Бакукин слушал и улыбался: вот он, русский человек, только что из волчьей пасти чудом вырвался, а уже балагурит, безобидно врет один другому...
Шли долго. Огибали длинные приземистые здания, выходили на аккуратно посыпанные мелким гравием аллеи, снова сворачивали в какие-то закоулки. Комната, в которую ввели Бакукина, напоминала канцелярию. С правой стороны, у стены, спали вповалку вооруженные люди в полосатой форме.
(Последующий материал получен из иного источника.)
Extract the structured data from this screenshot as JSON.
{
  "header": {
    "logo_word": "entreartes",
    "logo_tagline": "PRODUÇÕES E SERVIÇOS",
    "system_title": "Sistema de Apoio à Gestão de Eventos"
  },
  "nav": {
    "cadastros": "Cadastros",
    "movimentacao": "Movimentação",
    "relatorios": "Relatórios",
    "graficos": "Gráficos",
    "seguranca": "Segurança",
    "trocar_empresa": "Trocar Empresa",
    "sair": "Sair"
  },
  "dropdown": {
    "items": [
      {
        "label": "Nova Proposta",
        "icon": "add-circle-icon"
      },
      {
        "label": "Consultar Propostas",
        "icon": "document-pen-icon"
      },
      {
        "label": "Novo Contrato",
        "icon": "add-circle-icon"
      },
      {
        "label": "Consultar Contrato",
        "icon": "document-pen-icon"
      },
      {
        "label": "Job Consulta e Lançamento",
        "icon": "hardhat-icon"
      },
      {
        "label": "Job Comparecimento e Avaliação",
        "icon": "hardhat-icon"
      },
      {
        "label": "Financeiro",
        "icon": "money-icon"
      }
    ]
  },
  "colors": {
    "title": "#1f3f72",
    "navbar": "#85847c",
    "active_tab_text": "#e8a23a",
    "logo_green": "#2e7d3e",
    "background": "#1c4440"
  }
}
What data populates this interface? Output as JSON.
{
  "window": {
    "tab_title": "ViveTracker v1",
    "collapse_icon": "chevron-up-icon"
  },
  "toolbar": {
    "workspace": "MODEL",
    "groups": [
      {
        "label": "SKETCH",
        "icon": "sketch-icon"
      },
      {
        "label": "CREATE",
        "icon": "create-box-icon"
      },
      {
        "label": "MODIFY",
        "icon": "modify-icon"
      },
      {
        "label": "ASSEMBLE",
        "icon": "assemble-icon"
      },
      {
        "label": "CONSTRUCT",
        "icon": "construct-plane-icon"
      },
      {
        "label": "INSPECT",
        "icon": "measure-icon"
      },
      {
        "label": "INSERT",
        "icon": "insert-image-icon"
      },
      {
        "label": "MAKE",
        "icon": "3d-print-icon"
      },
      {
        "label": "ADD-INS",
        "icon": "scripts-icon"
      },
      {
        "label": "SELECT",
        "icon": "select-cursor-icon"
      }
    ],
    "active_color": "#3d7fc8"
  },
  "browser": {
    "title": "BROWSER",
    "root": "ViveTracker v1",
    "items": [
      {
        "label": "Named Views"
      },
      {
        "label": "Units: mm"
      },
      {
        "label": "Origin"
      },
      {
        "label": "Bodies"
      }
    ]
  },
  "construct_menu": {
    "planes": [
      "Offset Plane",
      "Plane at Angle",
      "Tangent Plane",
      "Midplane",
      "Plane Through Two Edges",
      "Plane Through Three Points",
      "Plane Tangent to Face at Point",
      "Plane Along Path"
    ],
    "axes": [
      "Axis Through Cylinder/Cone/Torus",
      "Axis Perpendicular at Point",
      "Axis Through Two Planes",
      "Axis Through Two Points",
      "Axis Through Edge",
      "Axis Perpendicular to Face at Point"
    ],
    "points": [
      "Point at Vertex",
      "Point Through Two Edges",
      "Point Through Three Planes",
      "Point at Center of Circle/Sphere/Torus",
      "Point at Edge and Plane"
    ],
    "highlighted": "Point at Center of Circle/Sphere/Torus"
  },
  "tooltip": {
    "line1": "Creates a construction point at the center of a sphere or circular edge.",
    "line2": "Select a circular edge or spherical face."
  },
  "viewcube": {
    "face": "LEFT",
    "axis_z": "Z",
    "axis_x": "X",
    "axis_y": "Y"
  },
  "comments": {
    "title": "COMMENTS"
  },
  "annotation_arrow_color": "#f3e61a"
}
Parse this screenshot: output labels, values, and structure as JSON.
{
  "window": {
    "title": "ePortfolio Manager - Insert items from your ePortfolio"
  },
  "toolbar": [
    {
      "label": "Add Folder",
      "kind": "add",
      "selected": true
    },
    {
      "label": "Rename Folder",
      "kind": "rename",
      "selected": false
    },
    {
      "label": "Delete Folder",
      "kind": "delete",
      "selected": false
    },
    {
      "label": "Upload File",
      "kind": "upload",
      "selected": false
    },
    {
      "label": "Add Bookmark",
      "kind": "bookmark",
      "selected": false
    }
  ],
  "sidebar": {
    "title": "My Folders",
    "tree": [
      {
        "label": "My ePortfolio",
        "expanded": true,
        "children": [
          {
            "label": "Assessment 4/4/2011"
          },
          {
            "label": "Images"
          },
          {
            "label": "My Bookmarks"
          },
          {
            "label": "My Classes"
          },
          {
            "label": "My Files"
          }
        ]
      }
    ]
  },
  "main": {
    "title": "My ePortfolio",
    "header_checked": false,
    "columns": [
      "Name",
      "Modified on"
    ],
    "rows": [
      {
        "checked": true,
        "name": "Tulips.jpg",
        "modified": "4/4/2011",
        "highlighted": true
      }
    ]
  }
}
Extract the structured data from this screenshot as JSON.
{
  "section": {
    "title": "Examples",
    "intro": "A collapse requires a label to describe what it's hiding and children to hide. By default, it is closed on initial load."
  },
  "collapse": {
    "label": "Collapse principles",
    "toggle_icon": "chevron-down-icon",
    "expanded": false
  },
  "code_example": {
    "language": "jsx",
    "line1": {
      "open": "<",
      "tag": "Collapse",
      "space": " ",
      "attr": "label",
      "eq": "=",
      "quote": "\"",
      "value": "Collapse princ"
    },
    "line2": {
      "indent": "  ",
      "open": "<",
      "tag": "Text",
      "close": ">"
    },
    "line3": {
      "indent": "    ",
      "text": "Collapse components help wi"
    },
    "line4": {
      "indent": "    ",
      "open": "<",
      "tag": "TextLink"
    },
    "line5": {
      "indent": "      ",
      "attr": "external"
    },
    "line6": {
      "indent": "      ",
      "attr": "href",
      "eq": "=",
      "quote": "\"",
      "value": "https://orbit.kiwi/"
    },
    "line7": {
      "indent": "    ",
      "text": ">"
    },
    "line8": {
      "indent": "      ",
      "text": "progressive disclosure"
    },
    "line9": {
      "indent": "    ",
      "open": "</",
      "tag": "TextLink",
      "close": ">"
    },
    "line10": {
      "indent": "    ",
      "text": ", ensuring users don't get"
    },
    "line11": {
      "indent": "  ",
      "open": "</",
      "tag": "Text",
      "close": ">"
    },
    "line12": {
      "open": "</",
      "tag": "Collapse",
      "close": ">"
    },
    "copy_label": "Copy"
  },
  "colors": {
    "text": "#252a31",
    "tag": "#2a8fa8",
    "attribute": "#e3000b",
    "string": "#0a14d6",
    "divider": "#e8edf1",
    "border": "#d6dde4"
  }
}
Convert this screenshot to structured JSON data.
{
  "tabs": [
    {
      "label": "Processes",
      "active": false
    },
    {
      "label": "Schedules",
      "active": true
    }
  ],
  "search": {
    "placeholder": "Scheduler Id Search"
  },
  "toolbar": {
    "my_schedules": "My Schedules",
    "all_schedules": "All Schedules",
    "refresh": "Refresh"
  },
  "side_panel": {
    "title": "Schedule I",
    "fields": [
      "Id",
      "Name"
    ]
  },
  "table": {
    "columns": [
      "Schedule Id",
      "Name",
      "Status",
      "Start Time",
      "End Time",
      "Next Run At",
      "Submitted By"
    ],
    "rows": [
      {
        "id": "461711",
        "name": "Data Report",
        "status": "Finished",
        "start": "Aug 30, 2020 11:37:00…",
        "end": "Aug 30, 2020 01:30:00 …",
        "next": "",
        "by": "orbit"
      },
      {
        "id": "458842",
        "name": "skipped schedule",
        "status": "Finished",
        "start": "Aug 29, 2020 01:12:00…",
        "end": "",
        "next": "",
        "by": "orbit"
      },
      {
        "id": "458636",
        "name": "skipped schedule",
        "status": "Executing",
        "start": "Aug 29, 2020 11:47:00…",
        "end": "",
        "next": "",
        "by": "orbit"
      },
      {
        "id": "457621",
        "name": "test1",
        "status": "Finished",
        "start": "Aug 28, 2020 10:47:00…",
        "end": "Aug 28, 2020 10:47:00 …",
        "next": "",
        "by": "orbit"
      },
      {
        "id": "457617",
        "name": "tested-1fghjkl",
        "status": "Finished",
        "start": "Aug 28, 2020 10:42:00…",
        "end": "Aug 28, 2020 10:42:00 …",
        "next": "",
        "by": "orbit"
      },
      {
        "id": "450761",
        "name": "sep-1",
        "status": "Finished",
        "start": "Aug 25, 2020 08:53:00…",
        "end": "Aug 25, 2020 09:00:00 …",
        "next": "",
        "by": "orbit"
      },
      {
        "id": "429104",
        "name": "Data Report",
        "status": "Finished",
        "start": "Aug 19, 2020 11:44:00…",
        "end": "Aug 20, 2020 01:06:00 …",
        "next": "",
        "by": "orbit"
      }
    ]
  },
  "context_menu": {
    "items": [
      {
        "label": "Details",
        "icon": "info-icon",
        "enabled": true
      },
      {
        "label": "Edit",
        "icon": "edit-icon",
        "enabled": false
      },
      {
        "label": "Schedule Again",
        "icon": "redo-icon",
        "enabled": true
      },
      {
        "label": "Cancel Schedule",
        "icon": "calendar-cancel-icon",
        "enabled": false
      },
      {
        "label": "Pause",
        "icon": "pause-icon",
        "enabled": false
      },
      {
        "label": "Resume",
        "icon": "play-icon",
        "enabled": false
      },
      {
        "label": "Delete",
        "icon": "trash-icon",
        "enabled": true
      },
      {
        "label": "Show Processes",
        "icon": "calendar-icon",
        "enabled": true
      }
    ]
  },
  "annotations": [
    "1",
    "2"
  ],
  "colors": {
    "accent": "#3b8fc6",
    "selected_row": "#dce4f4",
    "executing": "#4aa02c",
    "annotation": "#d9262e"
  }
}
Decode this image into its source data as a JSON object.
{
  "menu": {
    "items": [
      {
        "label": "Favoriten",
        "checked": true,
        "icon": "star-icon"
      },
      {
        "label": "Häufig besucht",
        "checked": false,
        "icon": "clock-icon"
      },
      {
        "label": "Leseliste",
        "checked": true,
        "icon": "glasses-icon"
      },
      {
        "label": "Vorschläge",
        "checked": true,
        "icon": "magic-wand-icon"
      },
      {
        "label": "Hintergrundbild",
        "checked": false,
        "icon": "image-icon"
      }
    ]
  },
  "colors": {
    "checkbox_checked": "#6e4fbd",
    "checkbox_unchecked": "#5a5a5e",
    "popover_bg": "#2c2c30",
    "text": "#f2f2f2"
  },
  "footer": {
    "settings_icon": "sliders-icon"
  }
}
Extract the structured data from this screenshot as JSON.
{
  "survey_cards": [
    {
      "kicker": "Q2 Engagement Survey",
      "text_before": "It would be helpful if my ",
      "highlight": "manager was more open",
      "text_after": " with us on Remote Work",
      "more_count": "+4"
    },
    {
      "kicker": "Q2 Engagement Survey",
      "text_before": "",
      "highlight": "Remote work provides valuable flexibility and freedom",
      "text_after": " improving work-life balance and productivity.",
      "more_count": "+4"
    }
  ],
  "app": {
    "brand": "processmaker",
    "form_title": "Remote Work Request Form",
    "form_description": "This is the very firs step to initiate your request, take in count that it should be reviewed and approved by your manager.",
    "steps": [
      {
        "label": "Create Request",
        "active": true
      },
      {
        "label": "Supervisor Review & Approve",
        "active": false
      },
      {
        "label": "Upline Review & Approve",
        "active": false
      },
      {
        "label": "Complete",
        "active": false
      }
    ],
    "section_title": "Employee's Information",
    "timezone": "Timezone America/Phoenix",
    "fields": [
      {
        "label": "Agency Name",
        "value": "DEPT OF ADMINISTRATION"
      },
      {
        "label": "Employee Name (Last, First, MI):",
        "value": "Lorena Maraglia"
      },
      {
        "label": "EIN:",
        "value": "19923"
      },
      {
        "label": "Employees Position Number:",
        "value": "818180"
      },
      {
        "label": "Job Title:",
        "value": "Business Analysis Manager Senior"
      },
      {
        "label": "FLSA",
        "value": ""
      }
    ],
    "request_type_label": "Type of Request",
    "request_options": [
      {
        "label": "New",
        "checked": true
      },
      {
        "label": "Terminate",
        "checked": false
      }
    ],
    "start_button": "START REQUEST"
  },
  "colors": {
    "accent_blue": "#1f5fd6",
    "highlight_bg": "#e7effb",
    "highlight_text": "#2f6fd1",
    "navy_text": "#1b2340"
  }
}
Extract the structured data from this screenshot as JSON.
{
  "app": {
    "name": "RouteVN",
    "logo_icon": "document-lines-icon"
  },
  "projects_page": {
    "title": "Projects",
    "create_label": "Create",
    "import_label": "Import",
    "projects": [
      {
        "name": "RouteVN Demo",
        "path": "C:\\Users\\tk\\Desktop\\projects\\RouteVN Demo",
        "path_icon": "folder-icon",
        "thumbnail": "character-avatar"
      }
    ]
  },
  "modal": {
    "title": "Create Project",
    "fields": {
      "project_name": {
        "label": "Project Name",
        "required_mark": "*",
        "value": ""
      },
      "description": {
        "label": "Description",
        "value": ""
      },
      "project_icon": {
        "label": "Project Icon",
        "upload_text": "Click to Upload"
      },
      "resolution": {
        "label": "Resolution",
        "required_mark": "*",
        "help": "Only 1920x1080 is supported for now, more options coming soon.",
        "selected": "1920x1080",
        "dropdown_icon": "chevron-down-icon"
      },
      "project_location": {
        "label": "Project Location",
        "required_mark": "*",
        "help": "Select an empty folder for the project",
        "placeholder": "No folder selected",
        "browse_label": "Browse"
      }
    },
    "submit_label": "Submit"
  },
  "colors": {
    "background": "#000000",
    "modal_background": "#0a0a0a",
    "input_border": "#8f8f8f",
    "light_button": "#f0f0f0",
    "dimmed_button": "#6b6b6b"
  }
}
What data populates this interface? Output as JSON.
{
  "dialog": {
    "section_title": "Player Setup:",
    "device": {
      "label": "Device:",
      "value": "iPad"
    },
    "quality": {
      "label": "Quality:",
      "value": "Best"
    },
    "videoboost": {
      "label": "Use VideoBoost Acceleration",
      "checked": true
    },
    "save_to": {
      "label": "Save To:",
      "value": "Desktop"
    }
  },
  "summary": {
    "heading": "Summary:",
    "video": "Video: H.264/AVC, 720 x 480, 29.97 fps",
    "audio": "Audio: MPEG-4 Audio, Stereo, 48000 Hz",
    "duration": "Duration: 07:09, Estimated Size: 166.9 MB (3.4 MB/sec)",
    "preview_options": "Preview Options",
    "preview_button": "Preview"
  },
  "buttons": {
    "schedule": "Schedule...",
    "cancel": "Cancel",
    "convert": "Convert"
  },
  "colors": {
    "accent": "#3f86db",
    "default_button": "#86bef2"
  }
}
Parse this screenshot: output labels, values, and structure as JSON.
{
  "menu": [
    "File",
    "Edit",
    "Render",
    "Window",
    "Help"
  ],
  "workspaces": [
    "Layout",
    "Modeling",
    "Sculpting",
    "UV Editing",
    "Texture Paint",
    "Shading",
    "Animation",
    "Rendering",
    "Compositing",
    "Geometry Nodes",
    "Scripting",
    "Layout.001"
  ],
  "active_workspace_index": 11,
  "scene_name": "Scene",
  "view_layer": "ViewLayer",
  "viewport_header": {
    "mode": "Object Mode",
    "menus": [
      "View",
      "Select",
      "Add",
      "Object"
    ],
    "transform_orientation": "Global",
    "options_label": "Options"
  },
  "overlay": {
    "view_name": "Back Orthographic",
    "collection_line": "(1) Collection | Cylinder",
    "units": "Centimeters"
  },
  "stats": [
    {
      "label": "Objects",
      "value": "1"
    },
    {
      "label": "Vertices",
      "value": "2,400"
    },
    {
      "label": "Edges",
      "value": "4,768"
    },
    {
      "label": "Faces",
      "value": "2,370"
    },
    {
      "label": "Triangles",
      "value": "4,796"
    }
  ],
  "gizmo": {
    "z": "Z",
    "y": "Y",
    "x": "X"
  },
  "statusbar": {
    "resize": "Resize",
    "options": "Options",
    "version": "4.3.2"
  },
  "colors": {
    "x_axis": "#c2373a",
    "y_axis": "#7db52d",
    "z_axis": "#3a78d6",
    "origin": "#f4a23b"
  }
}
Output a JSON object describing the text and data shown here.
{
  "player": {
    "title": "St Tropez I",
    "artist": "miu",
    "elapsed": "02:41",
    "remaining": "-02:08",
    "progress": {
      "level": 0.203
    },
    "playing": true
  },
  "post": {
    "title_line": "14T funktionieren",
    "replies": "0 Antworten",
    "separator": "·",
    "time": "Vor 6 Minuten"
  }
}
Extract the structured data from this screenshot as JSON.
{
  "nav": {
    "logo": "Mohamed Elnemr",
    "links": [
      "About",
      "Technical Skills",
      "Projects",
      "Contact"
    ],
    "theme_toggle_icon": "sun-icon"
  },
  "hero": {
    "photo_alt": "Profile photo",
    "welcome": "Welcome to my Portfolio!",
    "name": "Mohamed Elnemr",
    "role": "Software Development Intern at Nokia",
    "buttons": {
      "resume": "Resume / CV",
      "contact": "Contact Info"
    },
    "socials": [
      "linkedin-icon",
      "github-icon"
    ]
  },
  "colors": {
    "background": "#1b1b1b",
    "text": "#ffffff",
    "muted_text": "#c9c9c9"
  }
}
В переднем углу за столом сидел, уронив в ладони крупную остриженную голову, большой широкоплечий человек. Сбоку на столе лежали немецкий автомат и две гранаты.
— Офицер связи третьей ударной армии лейтенант Бакукин, — отрекомендовался Сергей. — Прибыл по особому заданию штаба.
— А? Что? Да, да...
Сидящий за столом человек энергично вскинул голову, изумленно, широко раскрытыми глазами смотрел на вошедшего, встряхнулся, прогоняя сон, и вдруг усталое лицо озарила радость:
— Сережка, да ты, что ли?
— Я, товарищ капитан, собственной персоной.
— Вот это встреча! — Он вскочил из-за стола. — Черт подери! А говорят, чудес на свете не бывает. Да разве это не чудо? Садись, рассказывай. О делах потом. Я ведь тебя все это время мертвым считал. Ведь летом прошлого года ходили по лагерю слухи, что ваша команда «калькум» подорвалась на бомбе и вся погибла вместе с охраной. Враки, что ли, были?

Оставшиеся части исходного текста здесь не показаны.